I don’t know what was the reason of that comment, if just informative or…mmmm. We know that pro bodybuilders have elite genetics, but it’s like saying “now it’s proved that you have even less chance”. This is no motivation for the guys in a site like this, because if we logged many of us have a very big goal and it should be supported by the likely instead of putting obstacles. Maybe it was purely informative, maybe it’s just me.

maybe he means a mutation in only one copy of the MSTN gene, which is supposedly more common. the only two cases is for people who have both messed up.
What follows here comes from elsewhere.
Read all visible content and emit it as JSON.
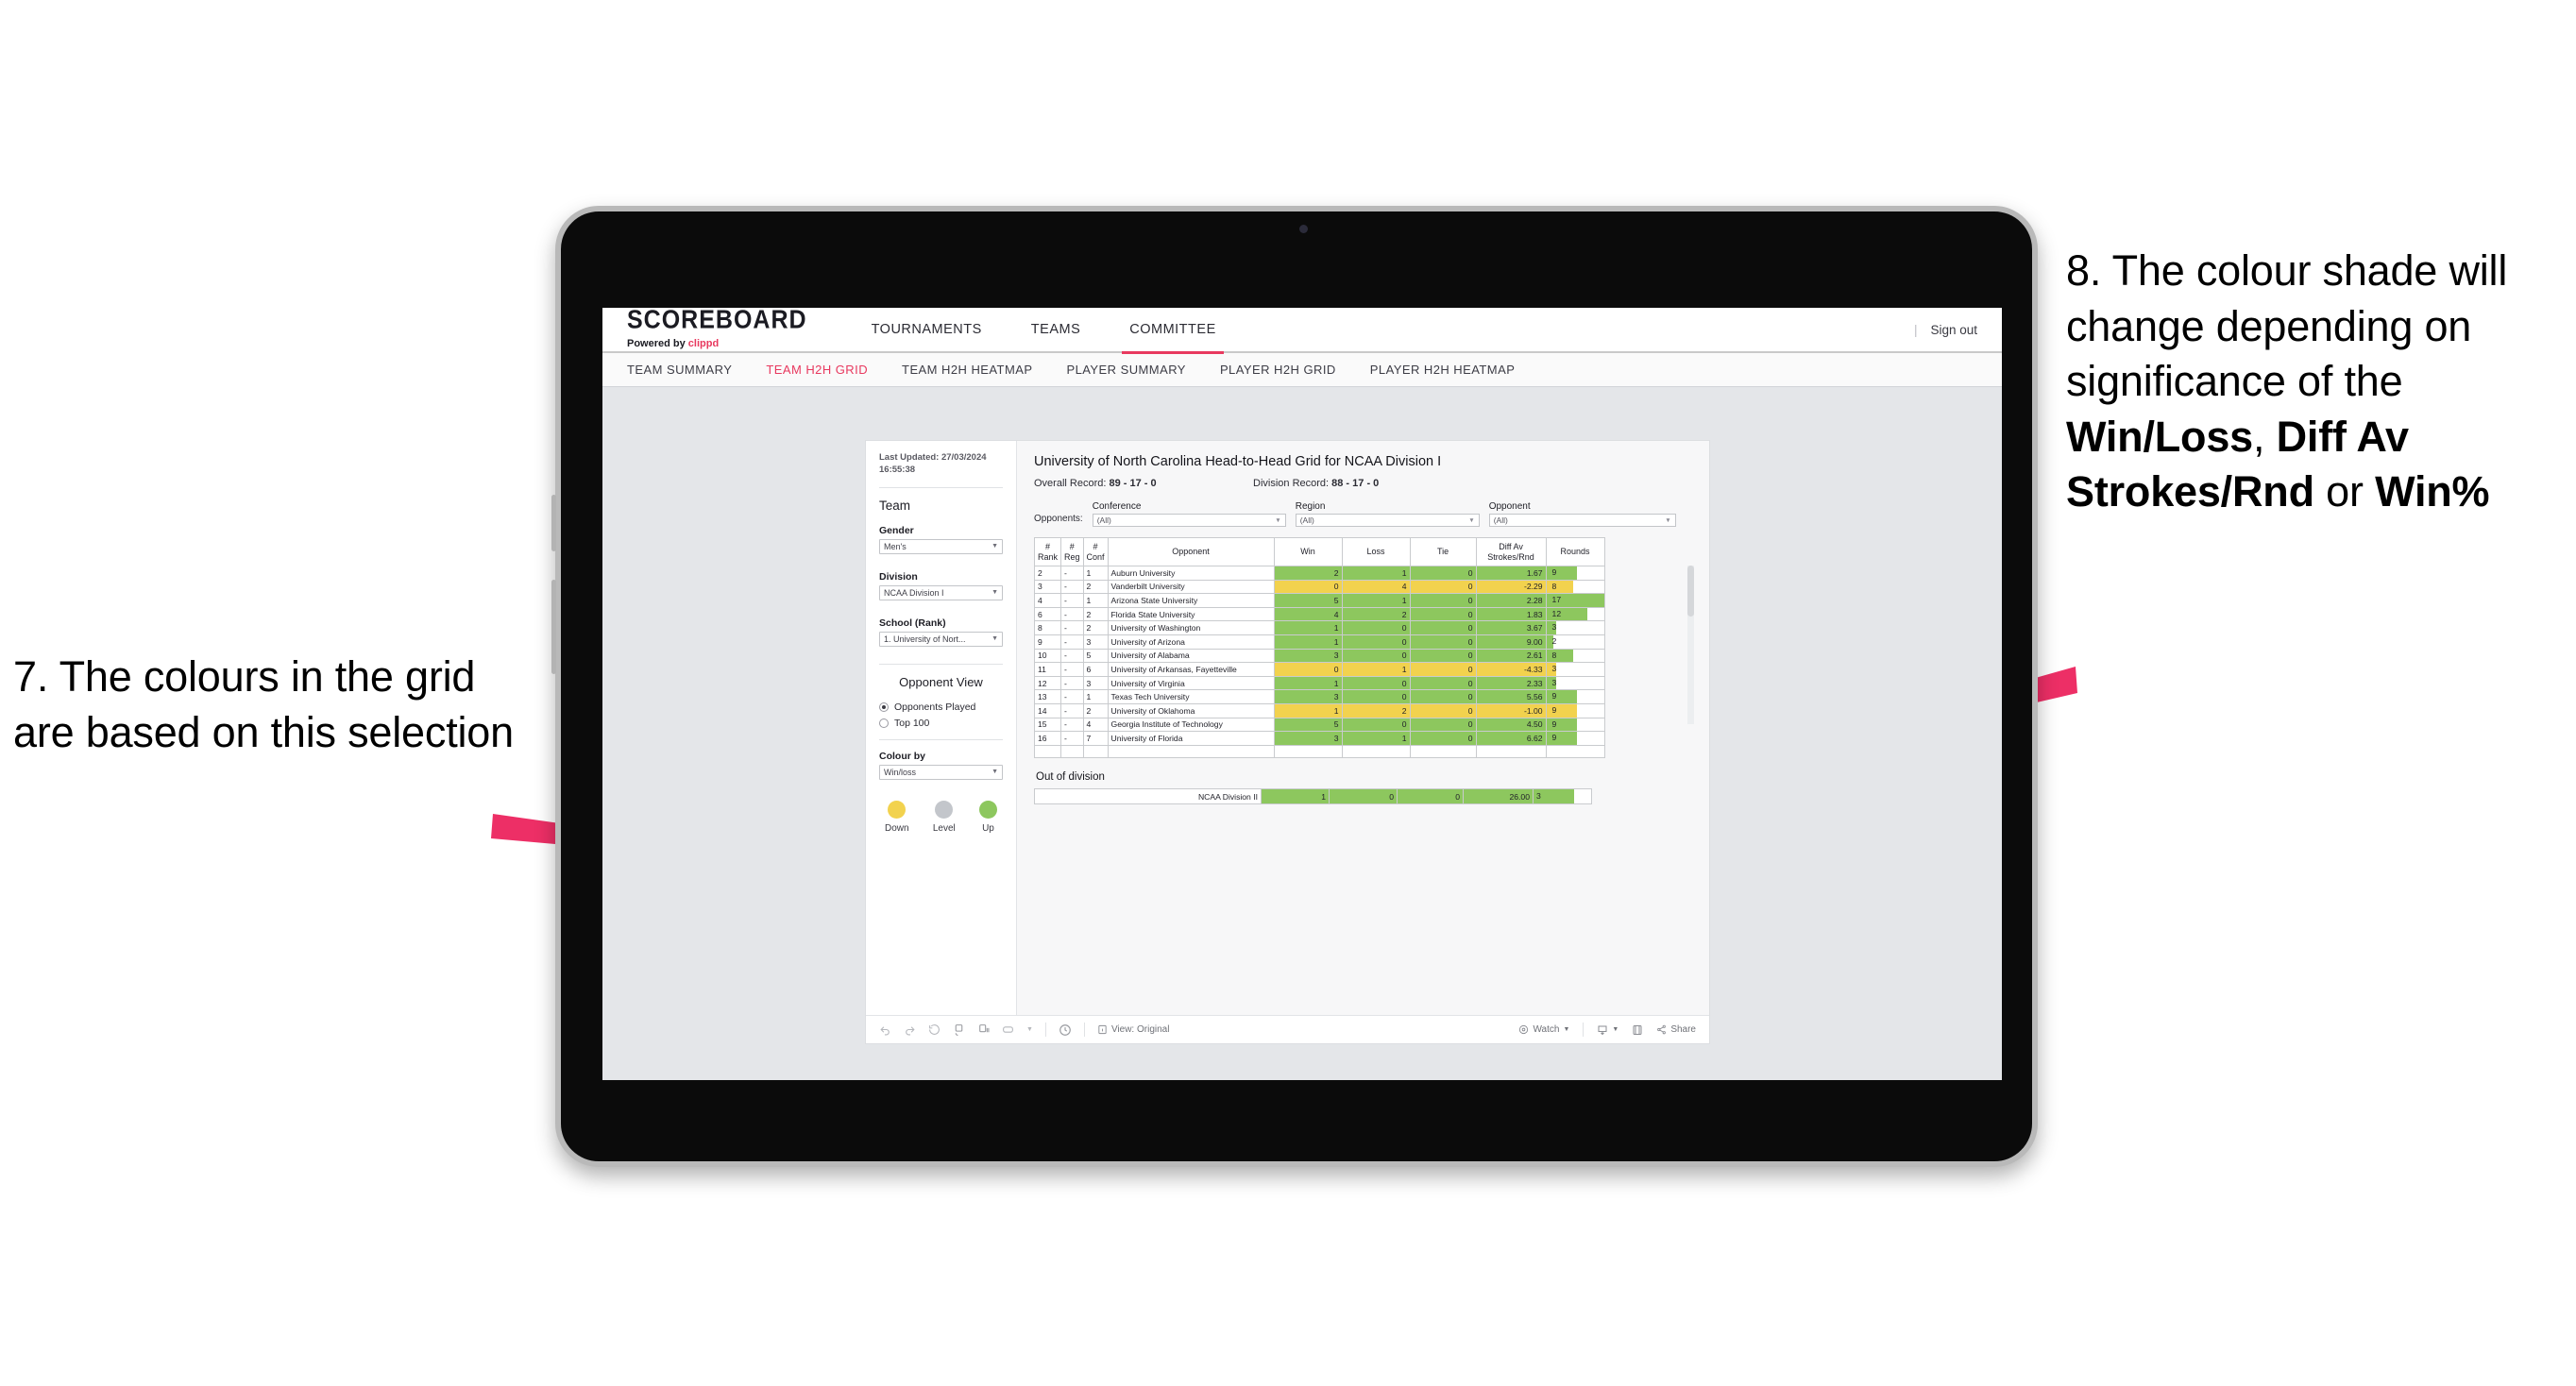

I think you have to take a lot of statements made in this field with a grain of salt. While I’m not in agreement that so many people are actually myostatin deficient, I do believe that they are all at the upper end of the spectrum in terms of their body’s natural tendency to put on and maintain a larger amount of muscle mass than the average joe. Of course, that’s really nothing new or shocking -lol

S

[quote]a soggy waffle wrote:
maybe he means a mutation in only one copy of the MSTN gene, which is supposedly more common. the only two cases is for people who have both messed up.
[/quote]

The German kid has a legitimate myostatin gene mutation. Hoekstra (the American boy) doesn’t, he has faulty myostatin receptors, which is different. It’s pretty obvious by looking at pictures of the two. So, technically there is only one verified case of it occuring in humans.